🤖 AI Summary
This work investigates the breakdown of Gaussian universality for high-dimensional empirical risk minimization (ERM) under non-Gaussian designs. By extending the convex Gaussian min-max theorem to non-Gaussian settings and leveraging concentration inequalities, random matrix theory, and asymptotic analysis, the authors establish an asymptotic min-max characterization of the mean and covariance of ERM estimators and uncover the structure of their predictive distributions. A central contribution is delineating the precise boundary under which Gaussian universality remains valid, and proving that, asymptotically, any twice-differentiable regularizer is equivalent to a quadratic form determined by its gradient and Hessian. Numerical experiments confirm the theoretical predictions, demonstrating accurate characterization of ERM’s statistical behavior across diverse loss functions and data models.
📝 Abstract
We study high-dimensional convex empirical risk minimization (ERM) under general non-Gaussian data designs.
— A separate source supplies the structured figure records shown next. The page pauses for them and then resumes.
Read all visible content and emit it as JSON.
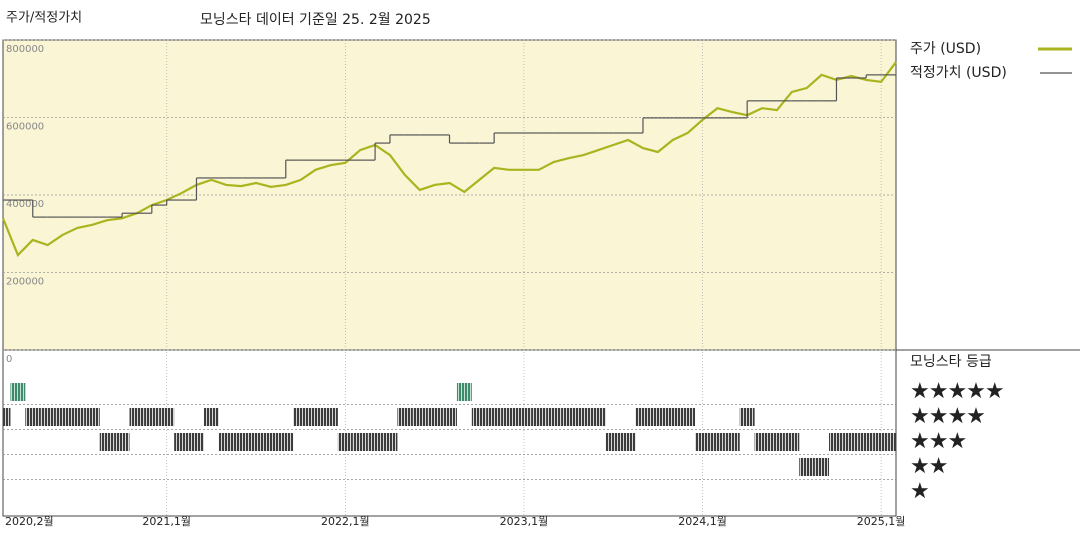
{
  "chart_data": [
    {
      "type": "line",
      "title": "주가/적정가치",
      "subtitle": "모닝스타 데이터 기준일 25. 2월 2025",
      "x": [
        "2020-02",
        "2020-03",
        "2020-04",
        "2020-05",
        "2020-06",
        "2020-07",
        "2020-08",
        "2020-09",
        "2020-10",
        "2020-11",
        "2020-12",
        "2021-01",
        "2021-02",
        "2021-03",
        "2021-04",
        "2021-05",
        "2021-06",
        "2021-07",
        "2021-08",
        "2021-09",
        "2021-10",
        "2021-11",
        "2021-12",
        "2022-01",
        "2022-02",
        "2022-03",
        "2022-04",
        "2022-05",
        "2022-06",
        "2022-07",
        "2022-08",
        "2022-09",
        "2022-10",
        "2022-11",
        "2022-12",
        "2023-01",
        "2023-02",
        "2023-03",
        "2023-04",
        "2023-05",
        "2023-06",
        "2023-07",
        "2023-08",
        "2023-09",
        "2023-10",
        "2023-11",
        "2023-12",
        "2024-01",
        "2024-02",
        "2024-03",
        "2024-04",
        "2024-05",
        "2024-06",
        "2024-07",
        "2024-08",
        "2024-09",
        "2024-10",
        "2024-11",
        "2024-12",
        "2025-01",
        "2025-02"
      ],
      "xticks": [
        {
          "value": "2020-02",
          "label": "2020,2월"
        },
        {
          "value": "2021-01",
          "label": "2021,1월"
        },
        {
          "value": "2022-01",
          "label": "2022,1월"
        },
        {
          "value": "2023-01",
          "label": "2023,1월"
        },
        {
          "value": "2024-01",
          "label": "2024,1월"
        },
        {
          "value": "2025-01",
          "label": "2025,1월"
        }
      ],
      "series": [
        {
          "name": "주가 (USD)",
          "color": "#aab41e",
          "style": "line",
          "values": [
            340000,
            245000,
            284000,
            271000,
            297000,
            315000,
            323000,
            335000,
            340000,
            353000,
            374000,
            387000,
            405000,
            426000,
            439000,
            426000,
            423000,
            431000,
            421000,
            426000,
            439000,
            465000,
            477000,
            483000,
            516000,
            529000,
            503000,
            452000,
            413000,
            426000,
            431000,
            408000,
            439000,
            470000,
            465000,
            465000,
            465000,
            485000,
            495000,
            503000,
            516000,
            529000,
            542000,
            521000,
            511000,
            542000,
            560000,
            594000,
            624000,
            614000,
            606000,
            624000,
            619000,
            666000,
            676000,
            710000,
            697000,
            707000,
            697000,
            692000,
            743000
          ]
        },
        {
          "name": "적정가치 (USD)",
          "color": "#555555",
          "style": "step",
          "values": [
            387000,
            387000,
            343000,
            343000,
            343000,
            343000,
            343000,
            343000,
            353000,
            353000,
            374000,
            387000,
            387000,
            444000,
            444000,
            444000,
            444000,
            444000,
            444000,
            490000,
            490000,
            490000,
            490000,
            490000,
            490000,
            534000,
            555000,
            555000,
            555000,
            555000,
            534000,
            534000,
            534000,
            560000,
            560000,
            560000,
            560000,
            560000,
            560000,
            560000,
            560000,
            560000,
            560000,
            599000,
            599000,
            599000,
            599000,
            599000,
            599000,
            599000,
            643000,
            643000,
            643000,
            643000,
            643000,
            643000,
            702000,
            702000,
            710000,
            710000,
            710000
          ]
        }
      ],
      "ylim": [
        0,
        800000
      ],
      "yticks": [
        0,
        200000,
        400000,
        600000,
        800000
      ],
      "grid": true,
      "background": "#f9f5d5"
    },
    {
      "type": "rating",
      "title": "모닝스타 등급",
      "levels": [
        "★",
        "★★",
        "★★★",
        "★★★★",
        "★★★★★"
      ],
      "values": [
        4,
        5,
        4,
        4,
        4,
        4,
        4,
        3,
        3,
        4,
        4,
        4,
        3,
        3,
        4,
        3,
        3,
        3,
        3,
        3,
        4,
        4,
        4,
        3,
        3,
        3,
        3,
        4,
        4,
        4,
        4,
        5,
        4,
        4,
        4,
        4,
        4,
        4,
        4,
        4,
        4,
        3,
        3,
        4,
        4,
        4,
        4,
        3,
        3,
        3,
        4,
        3,
        3,
        3,
        2,
        2,
        3,
        3,
        3,
        3,
        3
      ],
      "color": "#3c3c3c",
      "highlight_color": "#3d8a6c"
    }
  ]
}
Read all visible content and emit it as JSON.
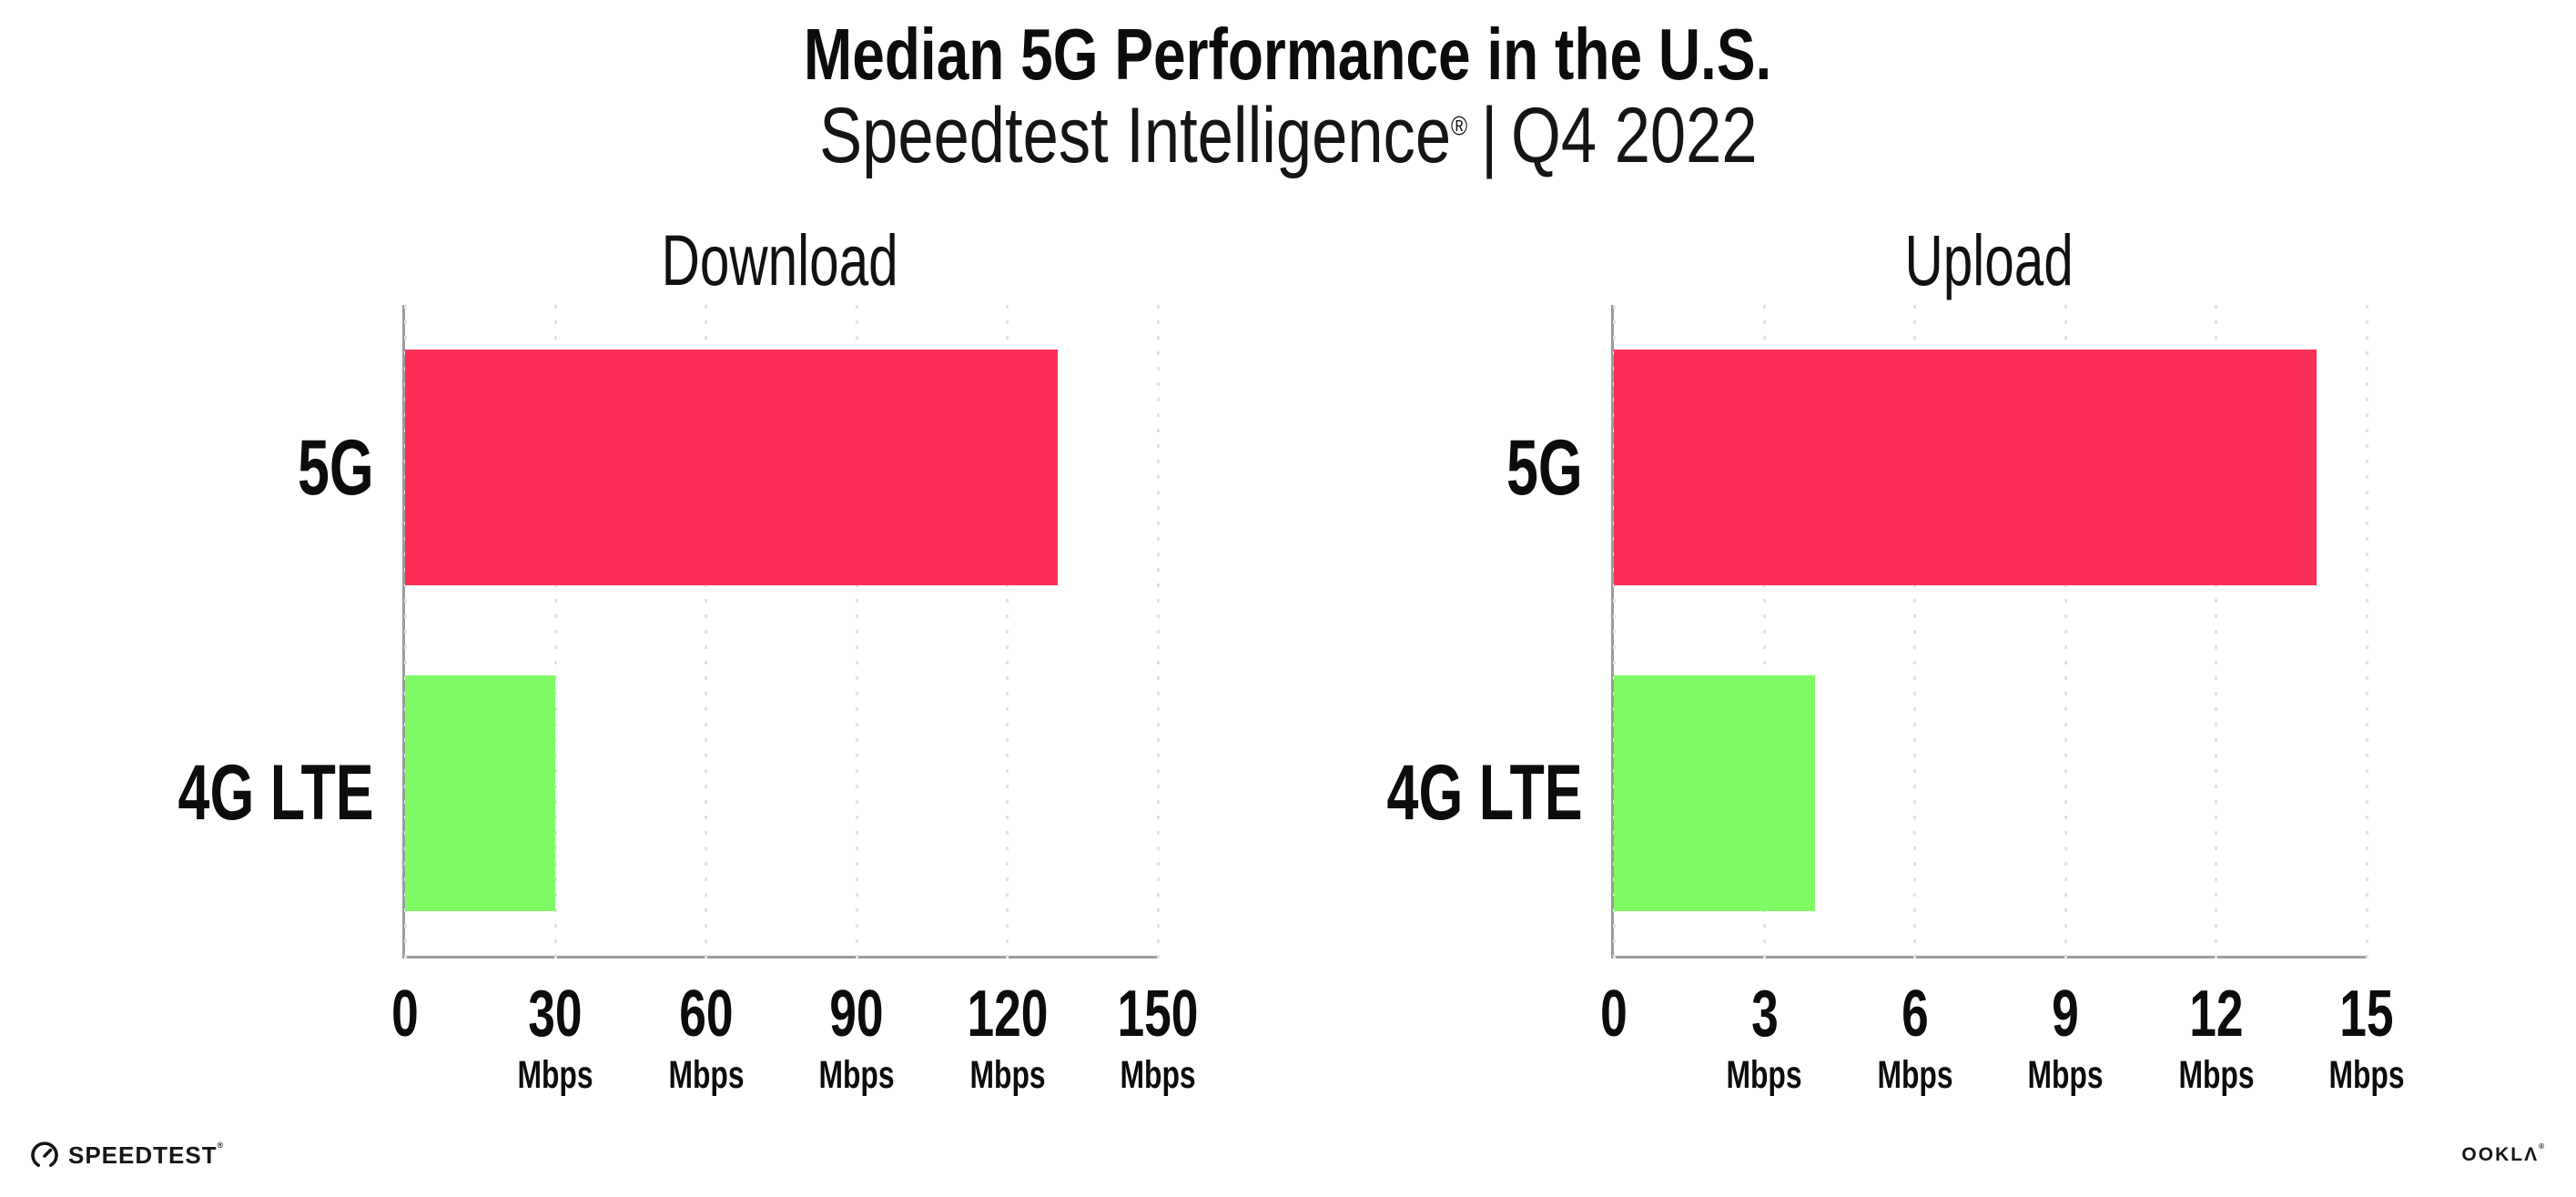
{
  "header": {
    "title": "Median 5G Performance in the U.S.",
    "subtitle_brand": "Speedtest Intelligence",
    "subtitle_reg": "®",
    "subtitle_separator": "|",
    "subtitle_period": "Q4 2022"
  },
  "chart_data": [
    {
      "type": "bar",
      "orientation": "horizontal",
      "title": "Download",
      "categories": [
        "5G",
        "4G LTE"
      ],
      "values": [
        130,
        30
      ],
      "unit": "Mbps",
      "bar_colors": [
        "#fc3057",
        "#80fa64"
      ],
      "xlim": [
        0,
        150
      ],
      "ticks": [
        {
          "value": 0,
          "label": "0",
          "unit": ""
        },
        {
          "value": 30,
          "label": "30",
          "unit": "Mbps"
        },
        {
          "value": 60,
          "label": "60",
          "unit": "Mbps"
        },
        {
          "value": 90,
          "label": "90",
          "unit": "Mbps"
        },
        {
          "value": 120,
          "label": "120",
          "unit": "Mbps"
        },
        {
          "value": 150,
          "label": "150",
          "unit": "Mbps"
        }
      ],
      "grid": "dotted-vertical",
      "legend": "none"
    },
    {
      "type": "bar",
      "orientation": "horizontal",
      "title": "Upload",
      "categories": [
        "5G",
        "4G LTE"
      ],
      "values": [
        14,
        4
      ],
      "unit": "Mbps",
      "bar_colors": [
        "#fc3057",
        "#80fa64"
      ],
      "xlim": [
        0,
        15
      ],
      "ticks": [
        {
          "value": 0,
          "label": "0",
          "unit": ""
        },
        {
          "value": 3,
          "label": "3",
          "unit": "Mbps"
        },
        {
          "value": 6,
          "label": "6",
          "unit": "Mbps"
        },
        {
          "value": 9,
          "label": "9",
          "unit": "Mbps"
        },
        {
          "value": 12,
          "label": "12",
          "unit": "Mbps"
        },
        {
          "value": 15,
          "label": "15",
          "unit": "Mbps"
        }
      ],
      "grid": "dotted-vertical",
      "legend": "none"
    }
  ],
  "footer": {
    "speedtest_label": "SPEEDTEST",
    "speedtest_reg": "®",
    "speedtest_icon": "gauge-icon",
    "ookla_label": "OOKLΛ",
    "ookla_reg": "®"
  },
  "colors": {
    "bar_5g": "#fc3057",
    "bar_4g_lte": "#80fa64",
    "axis": "#9b9b9b",
    "gridline_dots": "#e1e1eb",
    "text": "#0c0c0c",
    "background": "#ffffff"
  }
}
By heuristically extending the Convex Gaussian Min-Max Theorem (CGMT) to non-Gaussian settings, we derive an asymptotic min-max characterization of key statistics, enabling approximation of the mean $μ_{\hatθ}$ and covariance $C_{\hatθ}$ of the ERM estimator $\hatθ$. Specifically, under a concentration assumption on the data matrix and standard regularity conditions on the loss and regularizer, we show that for a test covariate $x$ independent of the training data, the projection $\hatθ^\top x$ approximately follows the convolution of the (generally non-Gaussian) distribution of $μ_{\hatθ}^\top x$ with an independent centered Gaussian variable of variance $\text{Tr}(C_{\hatθ}\mathbb{E}[xx^\top])$. This result clarifies the scope and limits of Gaussian universality for ERMs. Additionally, we prove that any $\mathcal{C}^2$ regularizer is asymptotically equivalent to a quadratic form determined solely by its Hessian at zero and gradient at $μ_{\hatθ}$. Numerical simulations across diverse losses and models are provided to validate our theoretical predictions and qualitative insights.